Real estate advantages

A stretch of Conant Street in Hamtramck shows the diversity of businesses in the city.

That diversity is an attraction for some prospective business owners, but so is the fact that Hamtramck benefits from Detroit’s revival and subsequent rising rents, which have caused some to give up on a Midtown Detroit business address and move to the city surrounded by Detroit. Hamtramck rents on retail and restaurant spaces range from approximately $9 to $18 a square foot a year, according to LoopNet, a commercial listings site.

Grossi estimates a wider range — from $3 to $20 a square foot a year, depending on location, parking and amenities in the building. Some properties marketed at $17 or higher a square foot are “a tough sell in Hamtramck,” he said, and his commercial space is priced around $10-$12 a square foot.

By comparison, retail leases in Midtown range from $16 to $30 a square foot, according to Midtown Detroit Inc.

Wheelhouse Detroit owner Kelli Kavanaugh discovered this differential in rental rates.

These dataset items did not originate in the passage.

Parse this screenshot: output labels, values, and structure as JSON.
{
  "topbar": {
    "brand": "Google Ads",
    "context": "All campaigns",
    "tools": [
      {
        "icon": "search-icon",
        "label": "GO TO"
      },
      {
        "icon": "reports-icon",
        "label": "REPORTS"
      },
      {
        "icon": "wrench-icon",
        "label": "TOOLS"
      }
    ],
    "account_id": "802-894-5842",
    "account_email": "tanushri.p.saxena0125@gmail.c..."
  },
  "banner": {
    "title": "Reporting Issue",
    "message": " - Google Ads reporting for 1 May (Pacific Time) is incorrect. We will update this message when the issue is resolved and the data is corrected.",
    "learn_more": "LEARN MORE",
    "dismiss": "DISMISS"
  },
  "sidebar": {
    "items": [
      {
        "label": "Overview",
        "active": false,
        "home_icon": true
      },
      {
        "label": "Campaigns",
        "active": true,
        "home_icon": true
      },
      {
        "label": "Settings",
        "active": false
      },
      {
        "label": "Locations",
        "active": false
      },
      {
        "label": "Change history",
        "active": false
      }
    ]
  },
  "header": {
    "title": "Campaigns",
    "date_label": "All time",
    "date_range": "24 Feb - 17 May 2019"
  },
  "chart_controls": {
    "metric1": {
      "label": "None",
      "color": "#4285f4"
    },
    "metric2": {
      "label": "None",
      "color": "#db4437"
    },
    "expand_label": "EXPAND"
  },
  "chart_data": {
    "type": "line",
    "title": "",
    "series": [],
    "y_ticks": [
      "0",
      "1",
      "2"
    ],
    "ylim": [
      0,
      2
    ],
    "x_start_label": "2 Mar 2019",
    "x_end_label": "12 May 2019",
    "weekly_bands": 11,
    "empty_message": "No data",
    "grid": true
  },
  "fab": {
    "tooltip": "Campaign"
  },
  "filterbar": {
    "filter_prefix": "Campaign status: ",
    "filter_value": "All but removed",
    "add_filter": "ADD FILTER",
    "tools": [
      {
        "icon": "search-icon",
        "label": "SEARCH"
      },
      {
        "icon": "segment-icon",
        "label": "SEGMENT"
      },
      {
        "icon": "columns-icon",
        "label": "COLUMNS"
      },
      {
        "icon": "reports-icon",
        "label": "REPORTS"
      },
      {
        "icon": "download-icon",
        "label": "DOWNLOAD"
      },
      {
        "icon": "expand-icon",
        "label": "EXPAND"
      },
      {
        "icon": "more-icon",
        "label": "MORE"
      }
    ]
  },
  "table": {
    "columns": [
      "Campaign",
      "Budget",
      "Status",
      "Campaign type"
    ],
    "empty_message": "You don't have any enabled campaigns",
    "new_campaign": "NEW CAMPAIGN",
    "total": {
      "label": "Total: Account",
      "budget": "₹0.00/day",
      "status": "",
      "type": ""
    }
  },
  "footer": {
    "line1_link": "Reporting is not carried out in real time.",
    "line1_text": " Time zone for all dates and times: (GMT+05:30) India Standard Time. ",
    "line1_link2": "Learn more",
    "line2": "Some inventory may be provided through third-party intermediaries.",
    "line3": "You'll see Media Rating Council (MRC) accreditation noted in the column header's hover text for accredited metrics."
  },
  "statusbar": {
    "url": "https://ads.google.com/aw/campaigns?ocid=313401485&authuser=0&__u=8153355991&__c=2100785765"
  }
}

She looked for a second location for her Detroit-based bicycle business in numerous neighborhoods for two years and saw five other bike shops open in or near downtown Detroit. That made her look to Hamtramck for “its liveliness and diversity” and affordable real estate.

She said it would have cost her 1½ times as much in rent to open a bike shop in downtown Detroit, Midtown or Eastern Market, and yet Hamtramck still has walkability and a strong food and entertainment scene.

Her 2,500-square-foot store is scheduled to open in August with custom-made neon signs and a mural planned for its back wall. Kavanaugh will feature apparel, which is not offered at her Detroit store, and more bikes. Kavanaugh is half Polish and lived in Hamtramck in the 1990s, so she’s happy to be part of its revival.

The rising interest in Hamtramck has also increased property values.

When Majewski bought her building at 9600 Jos. Campau three years ago, she paid $55,000 for it. Now she estimates it could sell for close to $100,000. The building required considerable renovation and repairs.

Bon Bon Bon owner Alexandra Clark paid $110,000 for the 3,000-square-foot building at 11360 Jos. Campau and will renovate it as a home for her artisanal chocolate shop and production facility now at 2756 Evaline St. in Hamtramck.

Yet empty storefronts have been a longtime issue in Hamtramck, one that grew worse in the 2007-08 recession. Majewski said some of that comes from landlords who want only national chain tenants or others who hold properties but don’t want to renovate them. Hamtramck has a handful of “slumlords,” she said. Others say that with the momentum in Hamtramck, it could be time for them to sell or spruce up their properties.

One of the biggest businesses, the Polish Market, closed in June after many years in Hamtramck.

And Rock City Eatery, which started as a pop-up in Ferndale’s Rust Belt Market, is leaving Hamtramck for a larger location in Midtown. Rock City Eatery co-owner Jessica Imbronone Sanches said leaving Hamtramck is bittersweet because the city’s residents were very supportive. Rock City looked for a larger space in Hamtramck but then the Midtown Detroit space “fell in their laps.”

“We’re excited to grow; we’re not excited to leave Hamtramck,” she said.

 The new space will open within a few weeks, she said.